Versions and Environment

To help diagnose and fix such issues, providing detailed environment information is crucial. The details collected in the issue report offer valuable context. Here's a summary:

• PyTorch Version: 2.9.0+cu126
• Build Type: False (Standard build)
• CUDA Version: 12.6 (used for PyTorch build)
• OS: Ubuntu 22.04.4 LTS (x86_64)
• GCC Version: 11.4.0
• Python Version: 3.12.12
• Python Platform: Linux-6.6.105+-x86_64-with-glibc2.35
• CUDA Available: False (Note: CUDA was used for the PyTorch build, but not available at runtime in this reported environment.)
• cuDNN Version: Several versions detected, indicating a potential setup with multiple installations.
• XNNPACK Available: True

This information suggests a Linux environment where PyTorch was compiled with CUDA support, but the execution environment does not have a CUDA-enabled GPU or the necessary runtime drivers. The presence of multiple cuDNN versions could also be a factor in environment complexity.
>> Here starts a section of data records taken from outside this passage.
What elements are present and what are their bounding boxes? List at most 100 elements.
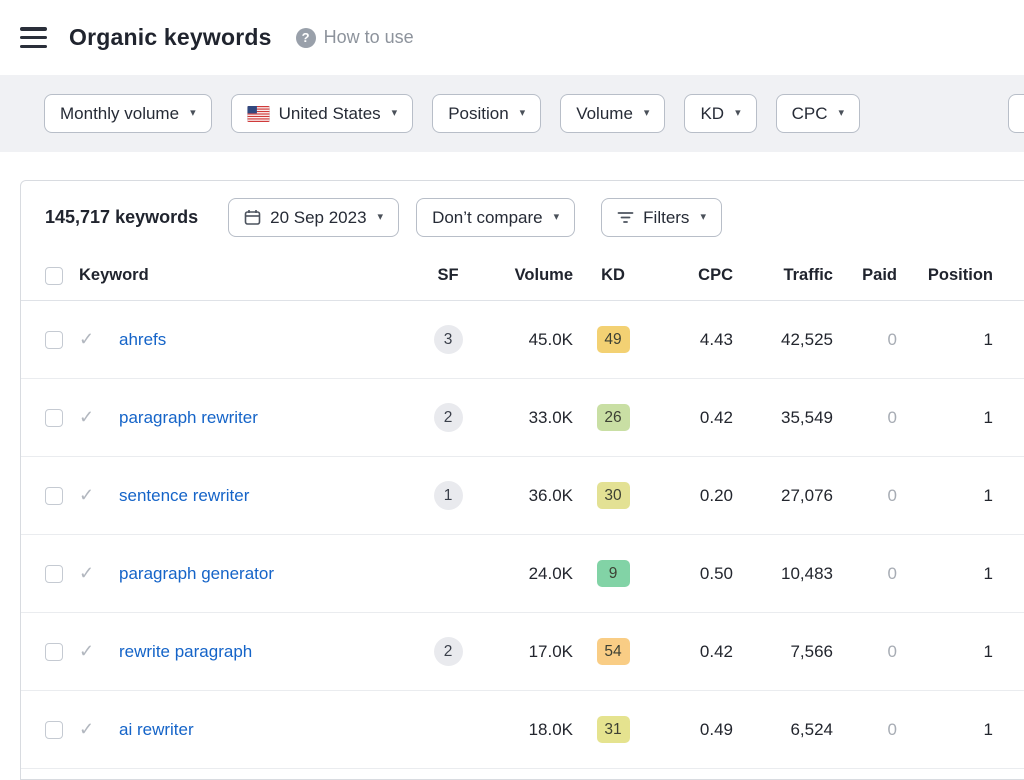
filter-icon <box>617 210 634 225</box>
column-header-position[interactable]: Position <box>928 266 993 285</box>
paid-cell: 0 <box>888 408 897 428</box>
filter-button-label: KD <box>700 104 724 124</box>
hamburger-icon <box>20 27 47 48</box>
traffic-cell: 10,483 <box>781 564 833 584</box>
check-icon: ✓ <box>79 329 94 350</box>
kd-badge: 9 <box>597 560 630 587</box>
row-checkbox[interactable] <box>45 643 63 661</box>
position-cell: 1 <box>984 330 993 350</box>
column-header-cpc[interactable]: CPC <box>698 266 733 285</box>
us-flag-icon <box>247 106 270 122</box>
volume-cell: 17.0K <box>529 642 573 662</box>
cpc-cell: 0.20 <box>700 486 733 506</box>
traffic-cell: 6,524 <box>790 720 833 740</box>
position-cell: 1 <box>984 564 993 584</box>
keywords-count: 145,717 keywords <box>45 207 198 228</box>
filter-button-position[interactable]: Position ▾ <box>432 94 541 133</box>
filters-button[interactable]: Filters ▾ <box>601 198 722 237</box>
traffic-cell: 7,566 <box>790 642 833 662</box>
position-cell: 1 <box>984 408 993 428</box>
sf-badge: 3 <box>434 325 463 354</box>
calendar-icon <box>244 209 261 226</box>
question-icon: ? <box>296 28 316 48</box>
keyword-link[interactable]: paragraph rewriter <box>119 408 258 427</box>
keyword-link[interactable]: sentence rewriter <box>119 486 249 505</box>
filter-button-label: Position <box>448 104 508 124</box>
table-header-row: Keyword SF Volume KD CPC Traffic Paid Po… <box>21 251 1024 301</box>
how-to-use-label: How to use <box>324 27 414 48</box>
table-row: ✓ paragraph generator 24.0K 9 0.50 10,48… <box>21 535 1024 613</box>
filter-button-united-states[interactable]: United States ▾ <box>231 94 414 133</box>
table-row: ✓ paragraph rewriter 2 33.0K 26 0.42 35,… <box>21 379 1024 457</box>
table-row: ✓ rewrite paragraph 2 17.0K 54 0.42 7,56… <box>21 613 1024 691</box>
keyword-link[interactable]: ai rewriter <box>119 720 194 739</box>
page-title: Organic keywords <box>69 24 272 51</box>
filter-button-label: Monthly volume <box>60 104 179 124</box>
date-picker-button[interactable]: 20 Sep 2023 ▾ <box>228 198 399 237</box>
select-all-checkbox[interactable] <box>45 267 63 285</box>
volume-cell: 24.0K <box>529 564 573 584</box>
table-row: ✓ sentence rewriter 1 36.0K 30 0.20 27,0… <box>21 457 1024 535</box>
menu-button[interactable] <box>20 27 47 48</box>
cpc-cell: 4.43 <box>700 330 733 350</box>
how-to-use-link[interactable]: ? How to use <box>296 27 414 48</box>
row-checkbox[interactable] <box>45 487 63 505</box>
column-header-traffic[interactable]: Traffic <box>783 266 833 285</box>
column-header-volume[interactable]: Volume <box>515 266 573 285</box>
filter-button-monthly-volume[interactable]: Monthly volume ▾ <box>44 94 212 133</box>
keyword-link[interactable]: rewrite paragraph <box>119 642 252 661</box>
column-header-kd[interactable]: KD <box>601 266 625 285</box>
position-cell: 1 <box>984 642 993 662</box>
position-cell: 1 <box>984 720 993 740</box>
compare-dropdown[interactable]: Don’t compare ▾ <box>416 198 575 237</box>
chevron-down-icon: ▾ <box>554 212 560 223</box>
row-checkbox[interactable] <box>45 565 63 583</box>
date-label: 20 Sep 2023 <box>270 208 366 228</box>
sf-badge: 2 <box>434 403 463 432</box>
chevron-down-icon: ▾ <box>735 108 741 119</box>
check-icon: ✓ <box>79 407 94 428</box>
filter-button-partial[interactable] <box>1008 94 1024 133</box>
paid-cell: 0 <box>888 330 897 350</box>
filter-button-cpc[interactable]: CPC ▾ <box>776 94 860 133</box>
table-row: ✓ ai rewriter 18.0K 31 0.49 6,524 0 1 <box>21 691 1024 769</box>
row-checkbox[interactable] <box>45 721 63 739</box>
column-header-sf[interactable]: SF <box>437 266 458 285</box>
chevron-down-icon: ▾ <box>839 108 845 119</box>
paid-cell: 0 <box>888 486 897 506</box>
cpc-cell: 0.42 <box>700 642 733 662</box>
top-bar: Organic keywords ? How to use <box>0 0 1024 75</box>
traffic-cell: 27,076 <box>781 486 833 506</box>
sf-badge: 1 <box>434 481 463 510</box>
position-cell: 1 <box>984 486 993 506</box>
table-row: ✓ ahrefs 3 45.0K 49 4.43 42,525 0 1 <box>21 301 1024 379</box>
table-body: ✓ ahrefs 3 45.0K 49 4.43 42,525 0 1 ✓ pa… <box>21 301 1024 769</box>
column-header-paid[interactable]: Paid <box>862 266 897 285</box>
keyword-link[interactable]: paragraph generator <box>119 564 274 583</box>
filters-label: Filters <box>643 208 689 228</box>
chevron-down-icon: ▾ <box>520 108 526 119</box>
filter-button-kd[interactable]: KD ▾ <box>684 94 756 133</box>
chevron-down-icon: ▾ <box>700 212 706 223</box>
traffic-cell: 35,549 <box>781 408 833 428</box>
cpc-cell: 0.42 <box>700 408 733 428</box>
filter-button-volume[interactable]: Volume ▾ <box>560 94 665 133</box>
toolbar: 145,717 keywords 20 Sep 2023 ▾ Don’t com… <box>21 181 1024 251</box>
column-header-keyword[interactable]: Keyword <box>79 266 149 285</box>
filter-button-label: United States <box>279 104 381 124</box>
kd-badge: 54 <box>597 638 630 665</box>
row-checkbox[interactable] <box>45 331 63 349</box>
volume-cell: 36.0K <box>529 486 573 506</box>
keywords-panel: 145,717 keywords 20 Sep 2023 ▾ Don’t com… <box>20 180 1024 780</box>
volume-cell: 45.0K <box>529 330 573 350</box>
check-icon: ✓ <box>79 485 94 506</box>
kd-badge: 31 <box>597 716 630 743</box>
chevron-down-icon: ▾ <box>378 212 384 223</box>
keyword-link[interactable]: ahrefs <box>119 330 166 349</box>
paid-cell: 0 <box>888 564 897 584</box>
traffic-cell: 42,525 <box>781 330 833 350</box>
paid-cell: 0 <box>888 720 897 740</box>
chevron-down-icon: ▾ <box>190 108 196 119</box>
volume-cell: 33.0K <box>529 408 573 428</box>
row-checkbox[interactable] <box>45 409 63 427</box>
Understanding these details helps in pinpointing whether the bug is platform-specific, related to specific compiler versions, or a general issue within the PyTorch C++ backend concerning storage management and exception handling. The fact that it occurs with an empty NumPy array and untyped_storage points towards the core tensor manipulation logic rather than GPU-specific operations, but the build environment is still an important piece of the puzzle for reproducibility and debugging.
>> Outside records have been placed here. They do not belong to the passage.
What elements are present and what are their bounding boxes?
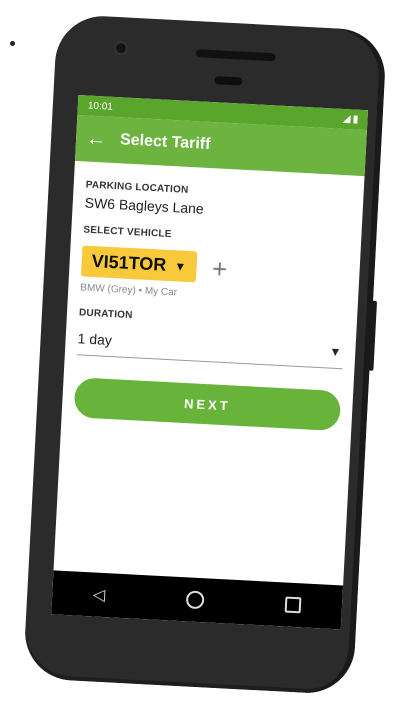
page-title: Select Tariff xyxy=(119,131,211,153)
status-icons xyxy=(342,114,358,124)
stage: 10:01 ← Select Tariff PARKING LOCATION S… xyxy=(0,0,405,709)
phone-frame: 10:01 ← Select Tariff PARKING LOCATION S… xyxy=(22,13,388,696)
vehicle-plate-dropdown[interactable]: VI51TOR ▼ xyxy=(80,245,197,283)
battery-icon xyxy=(353,115,358,124)
status-time: 10:01 xyxy=(87,100,114,113)
proximity-sensor xyxy=(214,76,243,86)
earpiece-speaker xyxy=(195,49,276,62)
duration-select[interactable]: 1 day ▼ xyxy=(76,326,344,370)
front-camera xyxy=(115,42,127,54)
select-vehicle-label: SELECT VEHICLE xyxy=(83,224,172,241)
triangle-back-icon[interactable]: ◁ xyxy=(92,584,105,605)
duration-value: 1 day xyxy=(77,330,113,349)
dropdown-arrow-icon: ▼ xyxy=(329,344,342,360)
square-recent-icon[interactable] xyxy=(284,596,302,614)
plus-icon[interactable]: + xyxy=(211,253,228,284)
decorative-dot xyxy=(10,41,15,46)
power-button xyxy=(368,300,378,371)
system-nav-bar: ◁ xyxy=(51,570,344,630)
caret-down-icon: ▼ xyxy=(173,258,187,274)
form-content: PARKING LOCATION SW6 Bagleys Lane SELECT… xyxy=(61,161,365,442)
phone-screen: 10:01 ← Select Tariff PARKING LOCATION S… xyxy=(51,95,369,630)
next-button[interactable]: NEXT xyxy=(73,377,342,432)
arrow-left-icon[interactable]: ← xyxy=(86,127,107,150)
circle-home-icon[interactable] xyxy=(185,590,205,610)
signal-icon xyxy=(342,114,351,124)
vehicle-plate-text: VI51TOR xyxy=(91,250,167,275)
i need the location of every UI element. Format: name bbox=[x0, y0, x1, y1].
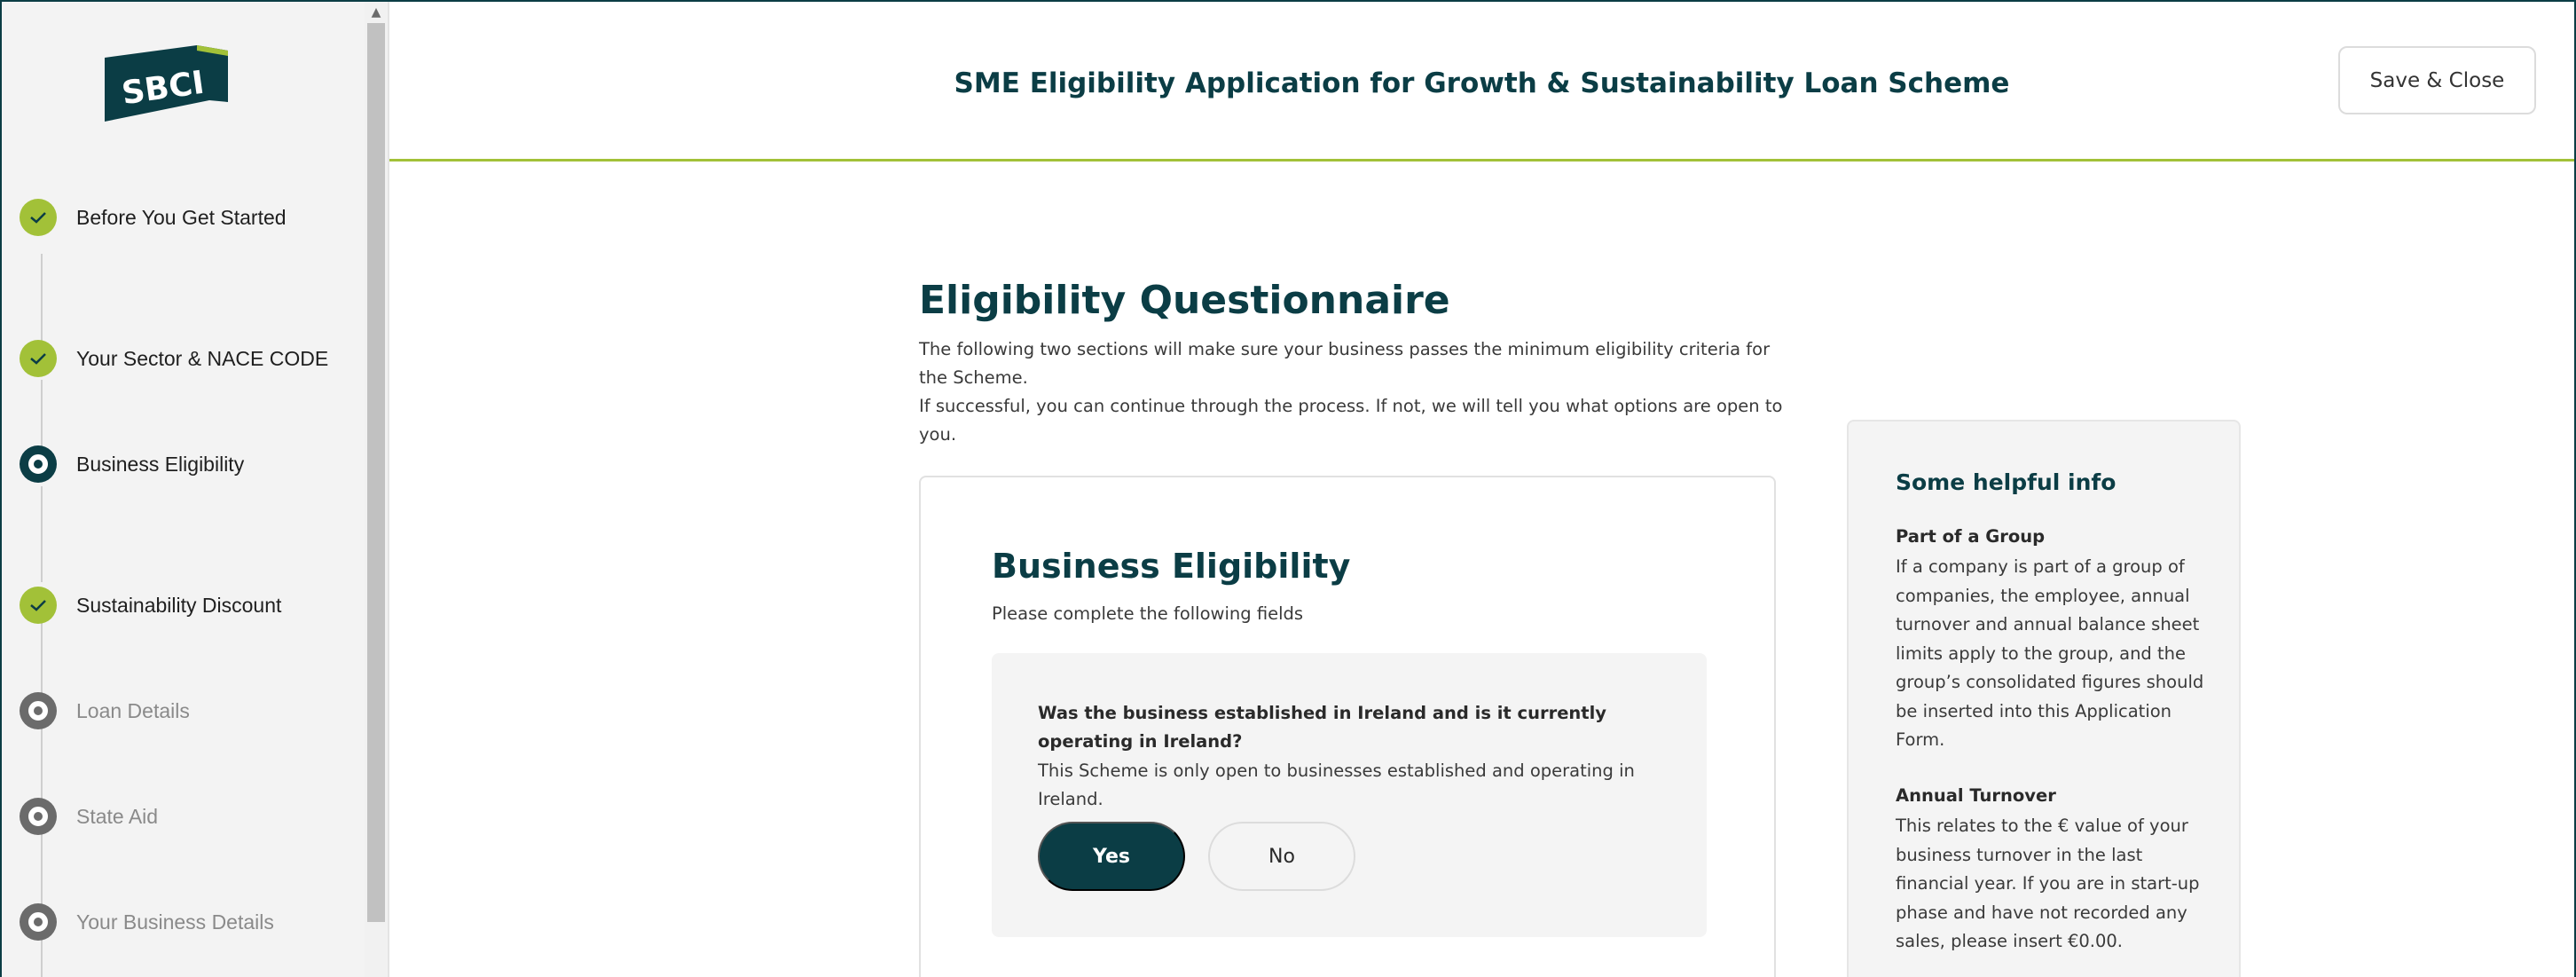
scrollbar-thumb[interactable] bbox=[367, 23, 385, 922]
sidebar-scrollbar[interactable]: ▲ bbox=[365, 2, 389, 977]
step-connector bbox=[41, 254, 43, 349]
check-icon bbox=[20, 587, 57, 624]
app-header: SME Eligibility Application for Growth &… bbox=[389, 2, 2574, 162]
step-label: Your Sector & NACE CODE bbox=[76, 346, 329, 370]
intro-text: The following two sections will make sur… bbox=[919, 335, 1788, 449]
pending-step-icon bbox=[20, 903, 57, 941]
step-label: Business Eligibility bbox=[76, 452, 245, 476]
step-label: Sustainability Discount bbox=[76, 593, 282, 617]
current-step-icon bbox=[20, 445, 57, 483]
intro-paragraph: The following two sections will make sur… bbox=[919, 339, 1771, 388]
step-connector bbox=[41, 613, 43, 697]
app-title: SME Eligibility Application for Growth &… bbox=[954, 67, 2010, 99]
step-label: State Aid bbox=[76, 804, 159, 828]
progress-sidebar: SBCI Before You Get Started Your Sector … bbox=[2, 2, 365, 977]
page-title: Eligibility Questionnaire bbox=[919, 278, 1450, 323]
info-section-body: If a company is part of a group of compa… bbox=[1896, 556, 2204, 750]
info-title: Some helpful info bbox=[1896, 469, 2117, 495]
info-section-body: This relates to the € value of your busi… bbox=[1896, 815, 2200, 951]
helpful-info-panel: Some helpful info Part of a Group If a c… bbox=[1847, 420, 2241, 977]
step-connector bbox=[41, 486, 43, 582]
pending-step-icon bbox=[20, 798, 57, 835]
step-your-business-details[interactable]: Your Business Details bbox=[20, 903, 274, 941]
save-close-button[interactable]: Save & Close bbox=[2338, 46, 2536, 114]
card-subtitle: Please complete the following fields bbox=[992, 603, 1304, 624]
step-label: Before You Get Started bbox=[76, 205, 287, 229]
step-sector-nace-code[interactable]: Your Sector & NACE CODE bbox=[20, 340, 328, 377]
intro-paragraph: If successful, you can continue through … bbox=[919, 396, 1783, 445]
step-connector bbox=[41, 719, 43, 803]
check-icon bbox=[20, 340, 57, 377]
question-text: Was the business established in Ireland … bbox=[1038, 703, 1607, 752]
question-help-text: This Scheme is only open to businesses e… bbox=[1038, 760, 1635, 809]
question-box: Was the business established in Ireland … bbox=[992, 653, 1707, 937]
step-connector bbox=[41, 825, 43, 910]
check-icon bbox=[20, 199, 57, 236]
no-button[interactable]: No bbox=[1208, 822, 1355, 891]
step-sustainability-discount[interactable]: Sustainability Discount bbox=[20, 587, 281, 624]
step-state-aid[interactable]: State Aid bbox=[20, 798, 158, 835]
step-business-eligibility[interactable]: Business Eligibility bbox=[20, 445, 244, 483]
sbci-logo[interactable]: SBCI bbox=[105, 45, 228, 122]
step-before-you-get-started[interactable]: Before You Get Started bbox=[20, 199, 287, 236]
card-title: Business Eligibility bbox=[992, 547, 1351, 586]
step-label: Your Business Details bbox=[76, 910, 274, 934]
pending-step-icon bbox=[20, 692, 57, 729]
business-eligibility-card: Business Eligibility Please complete the… bbox=[919, 476, 1776, 977]
info-section-title: Part of a Group bbox=[1896, 526, 2046, 547]
step-label: Loan Details bbox=[76, 698, 190, 722]
scroll-up-arrow-icon[interactable]: ▲ bbox=[365, 2, 388, 23]
info-section-title: Annual Turnover bbox=[1896, 785, 2056, 806]
step-loan-details[interactable]: Loan Details bbox=[20, 692, 190, 729]
yes-button[interactable]: Yes bbox=[1038, 822, 1185, 891]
Conclusion and Moving Forward

The bug where PyTorch updates tensor metadata even when storage resize fails is a serious issue that can lead to corrupted tensors and program instability. It stems from a failure in exception safety, where the tensor's shape is modified before the unresizable storage is properly handled, creating a dangerous mismatch. This can result in segmentation faults or other runtime errors when these corrupted tensors are accessed. The minimal reproduction case clearly demonstrates this problem, showing how an attempt to resize a tensor with non-resizable storage incorrectly alters its shape while leaving the storage empty. This inconsistency is a critical flaw that needs attention to ensure the reliability of PyTorch applications. Developers working with PyTorch should be aware of this potential issue and consider implementing robust error handling or workarounds in their code, especially when dealing with tensors derived from external sources like NumPy arrays. For a deeper understanding of tensor operations and memory management in PyTorch, you can refer to the official PyTorch documentation on Tensors and Storage. If you encounter this bug, reporting it with detailed environment information, like that provided in the issue, is crucial for the PyTorch development team to identify and fix the problem.